Tall Tale?

October 24, 2007 They are known as the Liberty City Seven, a reference to the poor section of Miami where they were arrested and where the FBI says the Sears Tower attack took shape.

When federal authorities took down the alleged conspiracy last year, they claimed to have interrupted a major domestic terrorism plot.

December, 2005: with sounds of the season bleeding onto it's hidden camera, it was the FBI, not Santa Claus, coming to town to shoot this covert meeting in a Miami hotel room, a meeting between the government secret agent and Narseal Batiste on the right.

Batiste, once a delivery truck driver on the streets of Chicago, had become the target of a federal domestic terror investigation.

The paid informant was posing as an al Qaeda operative, planted by the feds to bust a suspected home grown terror plot targeting Chicago and other cities across America, including Miami and New York.

"This whole war could be won if we win one city, you know what that city is, Chicago," said Batiste on tape.

Six months later, federal agents stormed a warehouse where Batiste allegedly trained radical followers to carry out attacks on government offices and skyscrapers.

"The Empire State Building and, uh, the Sears Tower. With those two buildings down all radio communication is out," Batiste said on the tape.

Those words were backed up by a promise of firepower, lots of it, including machine guns. And nearby residents fueled speculation that an attack was imminent.

"Whole head wrapped up just the eyes showin' and they were standing guard, one here one there, like soldiers," said one neighbor.

The tapes and testimony of the paid FBI informant are the centerpieces of the federal case against Batiste and his six alleged associates, underway for the past month. Prosecutors have shown jurors photos of potential targets allegedly taken by the defendants.

Marlene Phanor denies her brother ever took photos of Sears Tower or FBI buildings. She said he didn't even own a computer.

Family members of the accused say those meetings that took place were religious ceremonies, and the military training was just for self-protection in a dangerous neighborhood.

"I know he don't have the heart to no kill someone or try to attempt to do anything like that," said one defendant's father.

"Americans are the targets because they are Muslims," said M. Cherif Bassiouni, DePaul University. The terrorism expert is sharply critical of the prosecution and contends the men were entrapped by a suspect informant.

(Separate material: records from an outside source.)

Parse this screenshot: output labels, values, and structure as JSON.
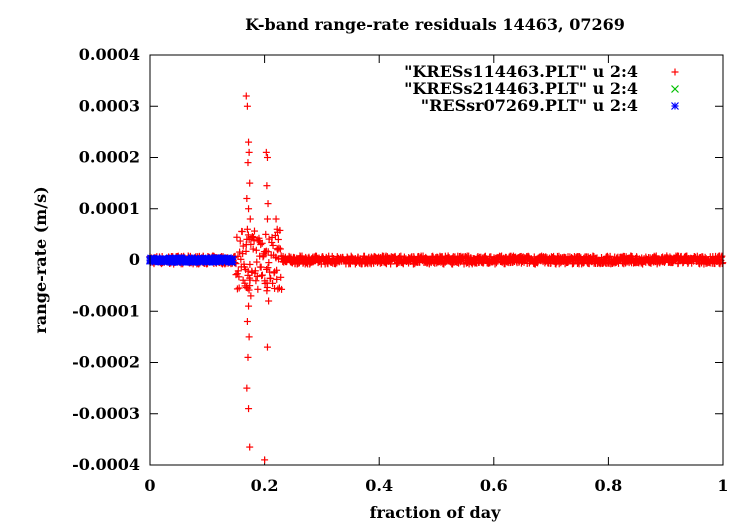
{
  "chart_data": {
    "type": "scatter",
    "title": "K-band range-rate residuals 14463, 07269",
    "xlabel": "fraction of day",
    "ylabel": "range-rate (m/s)",
    "xlim": [
      0,
      1
    ],
    "ylim": [
      -0.0004,
      0.0004
    ],
    "x_ticks": [
      0,
      0.2,
      0.4,
      0.6,
      0.8,
      1
    ],
    "x_tick_labels": [
      "0",
      "0.2",
      "0.4",
      "0.6",
      "0.8",
      "1"
    ],
    "y_ticks": [
      -0.0004,
      -0.0003,
      -0.0002,
      -0.0001,
      0,
      0.0001,
      0.0002,
      0.0003,
      0.0004
    ],
    "y_tick_labels": [
      "-0.0004",
      "-0.0003",
      "-0.0002",
      "-0.0001",
      "0",
      "0.0001",
      "0.0002",
      "0.0003",
      "0.0004"
    ],
    "grid": false,
    "legend_position": "top-right",
    "series": [
      {
        "name": "\"KRESs114463.PLT\" u 2:4",
        "marker": "plus",
        "color": "#ff0000",
        "x": [
          0.168,
          0.17,
          0.172,
          0.173,
          0.171,
          0.174,
          0.169,
          0.172,
          0.175,
          0.17,
          0.173,
          0.168,
          0.171,
          0.174,
          0.176,
          0.172,
          0.17,
          0.173,
          0.171,
          0.169,
          0.172,
          0.174,
          0.203,
          0.205,
          0.204,
          0.206,
          0.205,
          0.204,
          0.205,
          0.2,
          0.202,
          0.207,
          0.22,
          0.222,
          0.224,
          0.221,
          0.223
        ],
        "y": [
          0.00032,
          0.0003,
          0.00023,
          0.00021,
          0.00019,
          0.00015,
          0.00012,
          0.0001,
          8e-05,
          6e-05,
          4e-05,
          3e-05,
          -3e-05,
          -5e-05,
          -7e-05,
          -9e-05,
          -0.00012,
          -0.00015,
          -0.00019,
          -0.00025,
          -0.00029,
          -0.000365,
          0.00021,
          0.0002,
          0.000145,
          0.00011,
          8e-05,
          -6e-05,
          -0.00017,
          -0.00039,
          5e-05,
          -8e-05,
          8e-05,
          6e-05,
          4e-05,
          -2e-05,
          2e-05
        ]
      },
      {
        "name": "\"KRESs214463.PLT\" u 2:4",
        "marker": "cross",
        "color": "#00c000",
        "x": [],
        "y": []
      },
      {
        "name": "\"RESsr07269.PLT\" u 2:4",
        "marker": "star",
        "color": "#0000ff",
        "x": [
          0.0,
          0.02,
          0.04,
          0.06,
          0.08,
          0.1,
          0.12,
          0.14
        ],
        "y": [
          0.0,
          0.0,
          0.0,
          0.0,
          0.0,
          0.0,
          0.0,
          0.0
        ]
      }
    ],
    "residual_bands": [
      {
        "series": 0,
        "x_range": [
          0.0,
          0.15
        ],
        "amplitude": 8e-06
      },
      {
        "series": 0,
        "x_range": [
          0.15,
          0.23
        ],
        "amplitude": 6e-05
      },
      {
        "series": 0,
        "x_range": [
          0.23,
          1.0
        ],
        "amplitude": 8e-06
      },
      {
        "series": 2,
        "x_range": [
          0.0,
          0.145
        ],
        "amplitude": 4e-06
      }
    ]
  }
}
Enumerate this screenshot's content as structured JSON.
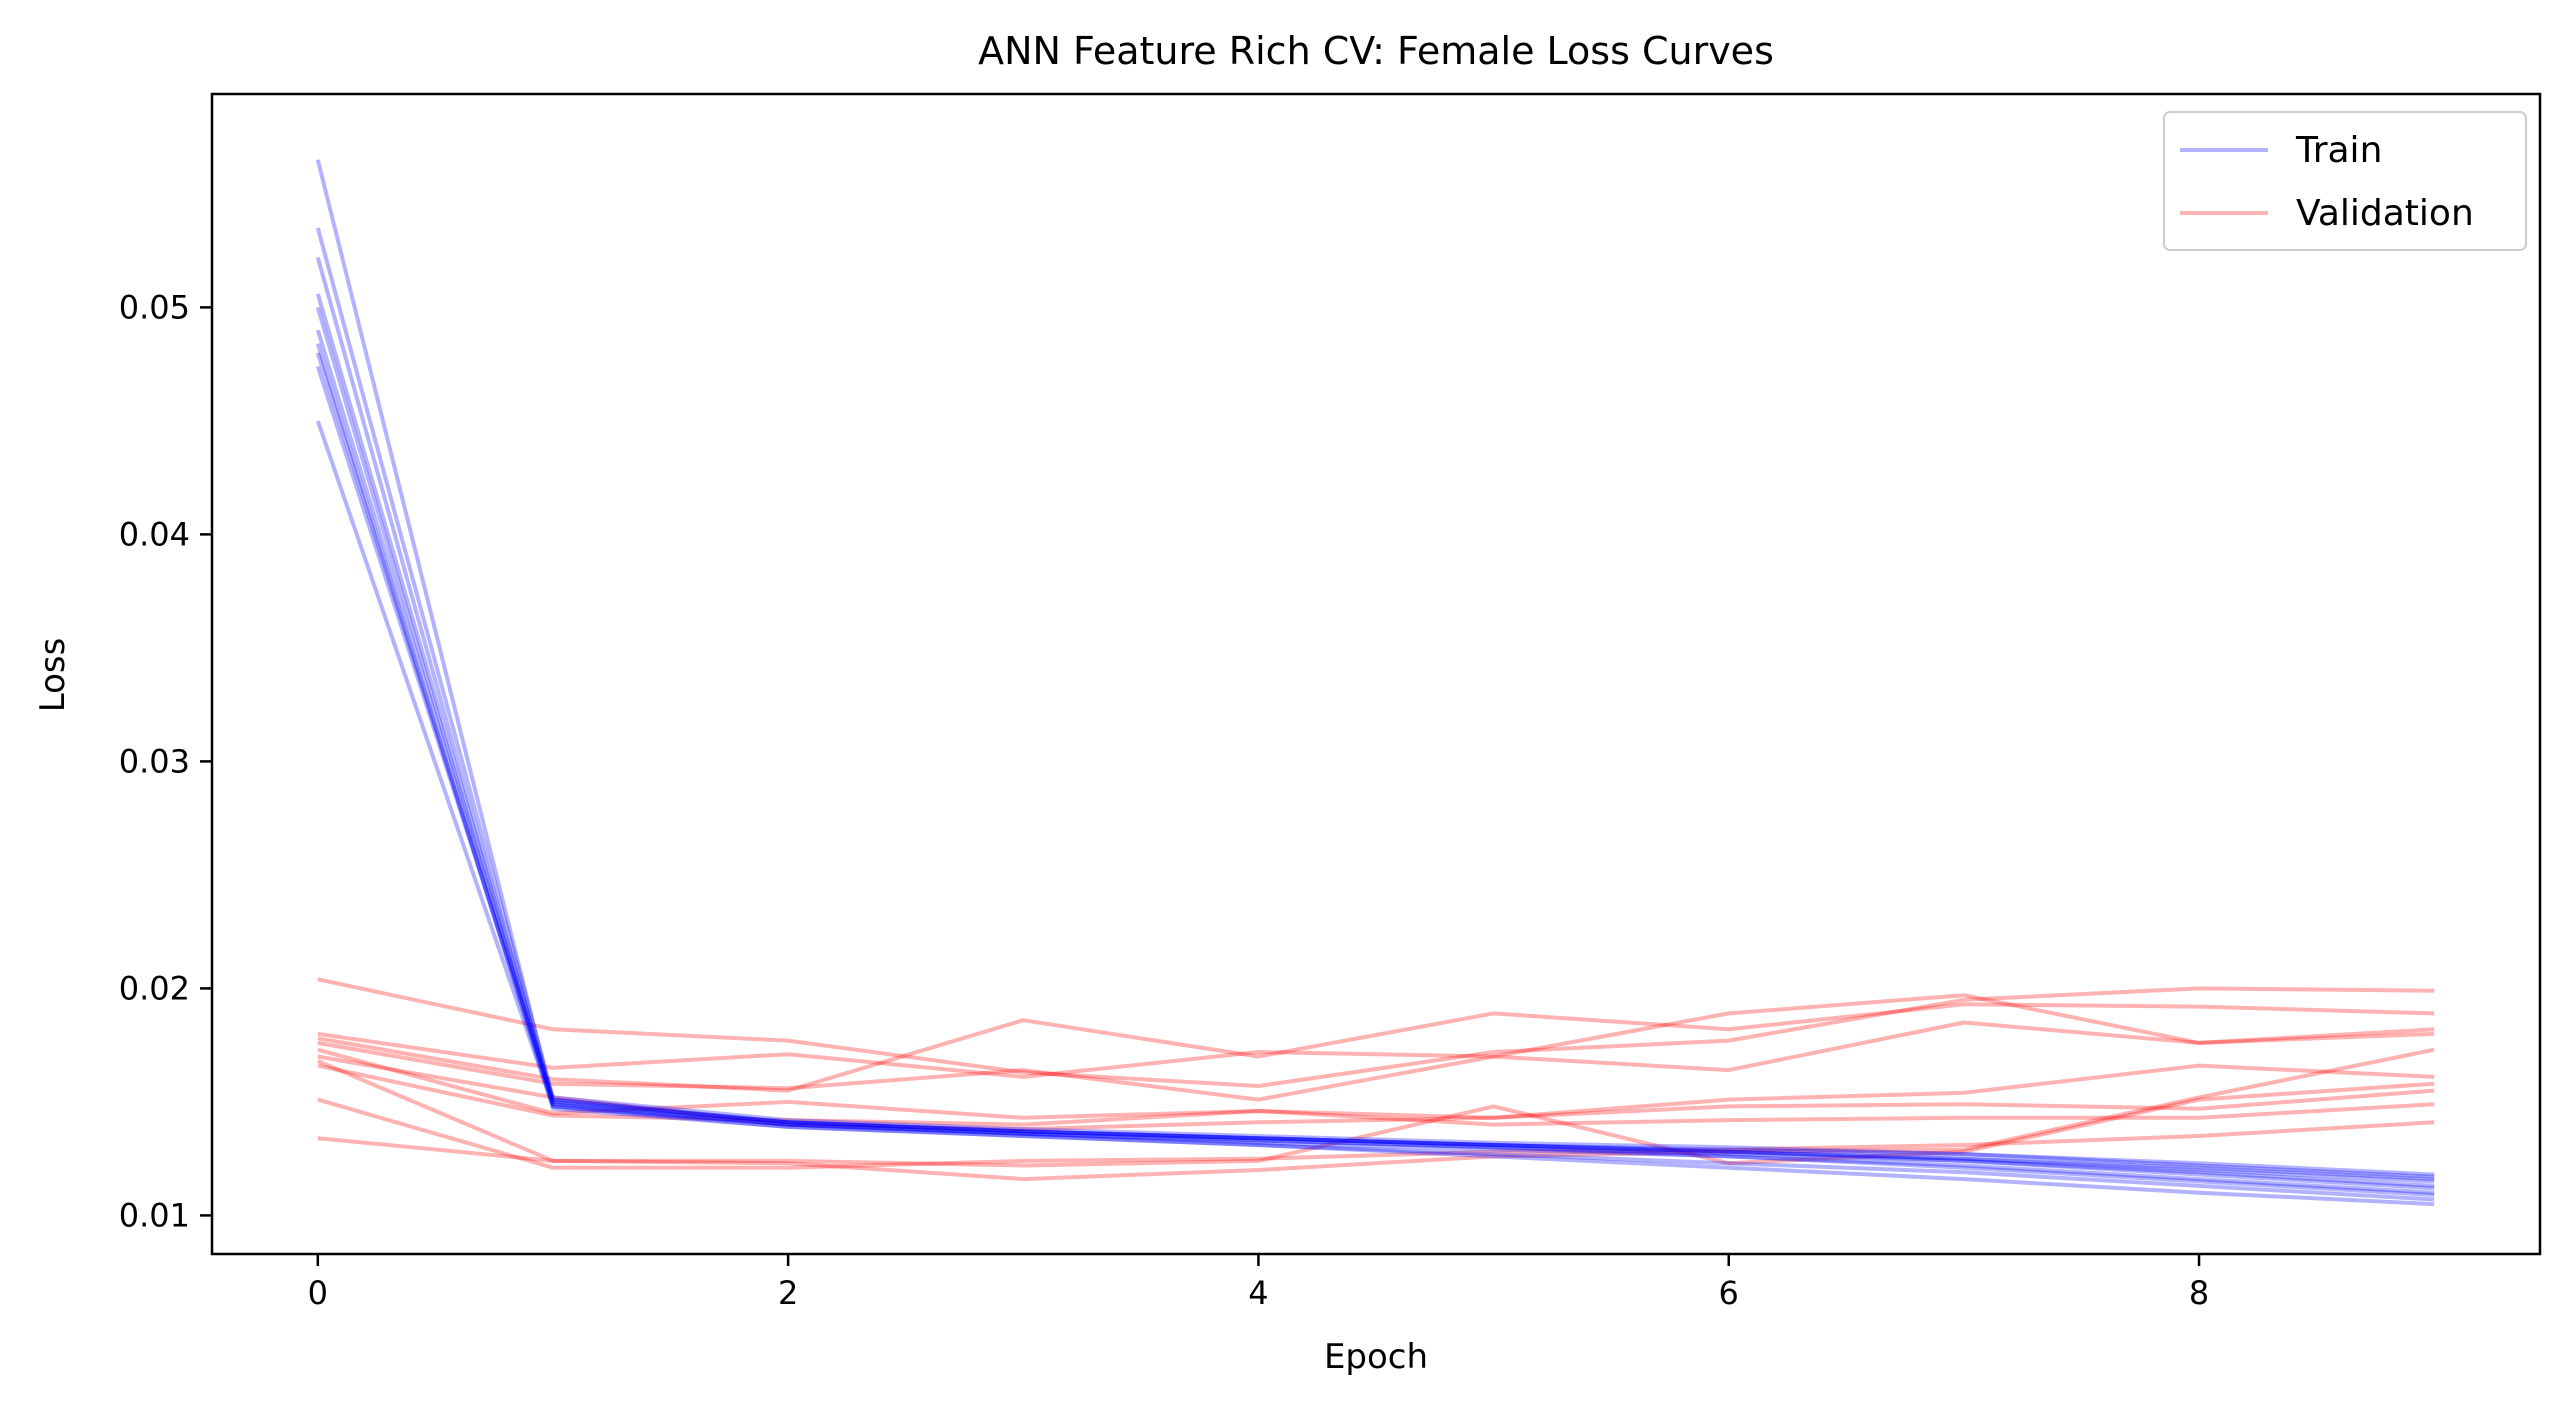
{
  "chart_data": {
    "type": "line",
    "title": "ANN Feature Rich CV: Female Loss Curves",
    "xlabel": "Epoch",
    "ylabel": "Loss",
    "xlim": [
      -0.45,
      9.45
    ],
    "ylim": [
      0.0083,
      0.0594
    ],
    "xticks": [
      0,
      2,
      4,
      6,
      8
    ],
    "yticks": [
      0.01,
      0.02,
      0.03,
      0.04,
      0.05
    ],
    "grid": false,
    "legend_position": "top-right",
    "legend": [
      {
        "label": "Train",
        "color": "#0000ff"
      },
      {
        "label": "Validation",
        "color": "#ff0000"
      }
    ],
    "x": [
      0,
      1,
      2,
      3,
      4,
      5,
      6,
      7,
      8,
      9
    ],
    "train_color": "#0000ff",
    "validation_color": "#ff0000",
    "train_series": [
      [
        0.0565,
        0.015,
        0.0141,
        0.0137,
        0.0134,
        0.0131,
        0.0128,
        0.0125,
        0.012,
        0.0115
      ],
      [
        0.0535,
        0.0152,
        0.0142,
        0.0138,
        0.0135,
        0.0132,
        0.013,
        0.0127,
        0.0122,
        0.0117
      ],
      [
        0.0522,
        0.0149,
        0.014,
        0.0136,
        0.0133,
        0.013,
        0.0127,
        0.0124,
        0.0118,
        0.0112
      ],
      [
        0.0506,
        0.0151,
        0.0141,
        0.0137,
        0.0134,
        0.0131,
        0.0128,
        0.0125,
        0.0121,
        0.0116
      ],
      [
        0.05,
        0.0148,
        0.014,
        0.0136,
        0.0132,
        0.0129,
        0.0126,
        0.0122,
        0.0116,
        0.011
      ],
      [
        0.049,
        0.015,
        0.0141,
        0.0137,
        0.0134,
        0.0131,
        0.0129,
        0.0127,
        0.0123,
        0.0118
      ],
      [
        0.0484,
        0.0147,
        0.0139,
        0.0135,
        0.0131,
        0.0127,
        0.0123,
        0.0119,
        0.0113,
        0.0107
      ],
      [
        0.048,
        0.0149,
        0.014,
        0.0136,
        0.0133,
        0.013,
        0.0126,
        0.0121,
        0.0115,
        0.0109
      ],
      [
        0.0474,
        0.0151,
        0.0141,
        0.0137,
        0.0134,
        0.0131,
        0.0128,
        0.0124,
        0.0119,
        0.0113
      ],
      [
        0.045,
        0.0148,
        0.0139,
        0.0135,
        0.0131,
        0.0126,
        0.0121,
        0.0116,
        0.011,
        0.0105
      ]
    ],
    "validation_series": [
      [
        0.0204,
        0.0182,
        0.0177,
        0.0163,
        0.0157,
        0.0172,
        0.0177,
        0.0195,
        0.02,
        0.0199
      ],
      [
        0.018,
        0.0165,
        0.0171,
        0.0161,
        0.0172,
        0.017,
        0.0164,
        0.0185,
        0.0176,
        0.0182
      ],
      [
        0.0178,
        0.016,
        0.0155,
        0.0186,
        0.017,
        0.0189,
        0.0182,
        0.0193,
        0.0192,
        0.0189
      ],
      [
        0.0176,
        0.0158,
        0.0156,
        0.0164,
        0.0151,
        0.017,
        0.0189,
        0.0197,
        0.0176,
        0.018
      ],
      [
        0.0173,
        0.0145,
        0.015,
        0.0143,
        0.0146,
        0.0143,
        0.0151,
        0.0154,
        0.0166,
        0.0161
      ],
      [
        0.017,
        0.0152,
        0.014,
        0.0138,
        0.0141,
        0.0143,
        0.0148,
        0.0149,
        0.0147,
        0.0155
      ],
      [
        0.0168,
        0.0124,
        0.0124,
        0.0122,
        0.0124,
        0.0148,
        0.0123,
        0.0128,
        0.0151,
        0.0158
      ],
      [
        0.0166,
        0.0144,
        0.0142,
        0.014,
        0.0146,
        0.014,
        0.0142,
        0.0143,
        0.0143,
        0.0149
      ],
      [
        0.0151,
        0.0121,
        0.0121,
        0.0124,
        0.0125,
        0.0128,
        0.0129,
        0.0131,
        0.0135,
        0.0141
      ],
      [
        0.0134,
        0.0124,
        0.0123,
        0.0116,
        0.012,
        0.0126,
        0.0128,
        0.0129,
        0.0152,
        0.0173
      ]
    ]
  }
}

"It's all a part of a bigger political agenda and unfortunately the Department of Justice has fallen prey to it," said Bassiouni.

Bassiouni ridicules investigators for believing that the accused terrorists were serious when they discussed filling restaurant salt shakers with poison to kill people.

"Man, that would be a hell of a day for America, that's gonna be worse than anthrax," the informant said on tape.

"This idea of a salt shaker is so simplistic, so out of reach in terms of plausibility, if you are speaking to anyone who is involved in anti-terrorism and ask are these people for real, the answer would be these are a bunch of jokers who don't know what they are talking about," said Bassiouni.

The government hopes these tapes will prove the Liberty Seven are clever conspirators, especially Batiste, known as "Brother Naz" and "Prince Manna," who claimed his Chicago gang membership would allow him to rally an army of "street soldiers."

"I can get 5,000... soldiers in Chicago. So what we need, we need to have the gangs go crazy in the streets, see what I am saying, cause massive confusion," Batiste said on tape.

The management of the Sears Tower says the Liberty City Seven were telling a tall tale. In a statement to the I-Team, building general manager Thomas Dempsey says: "It's clear in this case that these misguided and ill-equipped defendants never went beyond talk of far-fetched criminal acts. The bottom line is that no imminent threat to Sears Tower ever existed."

The trial has just completed its first month of evidence and will probably last through November. If convicted, the Liberty City Seven each face up to 70 years in prison.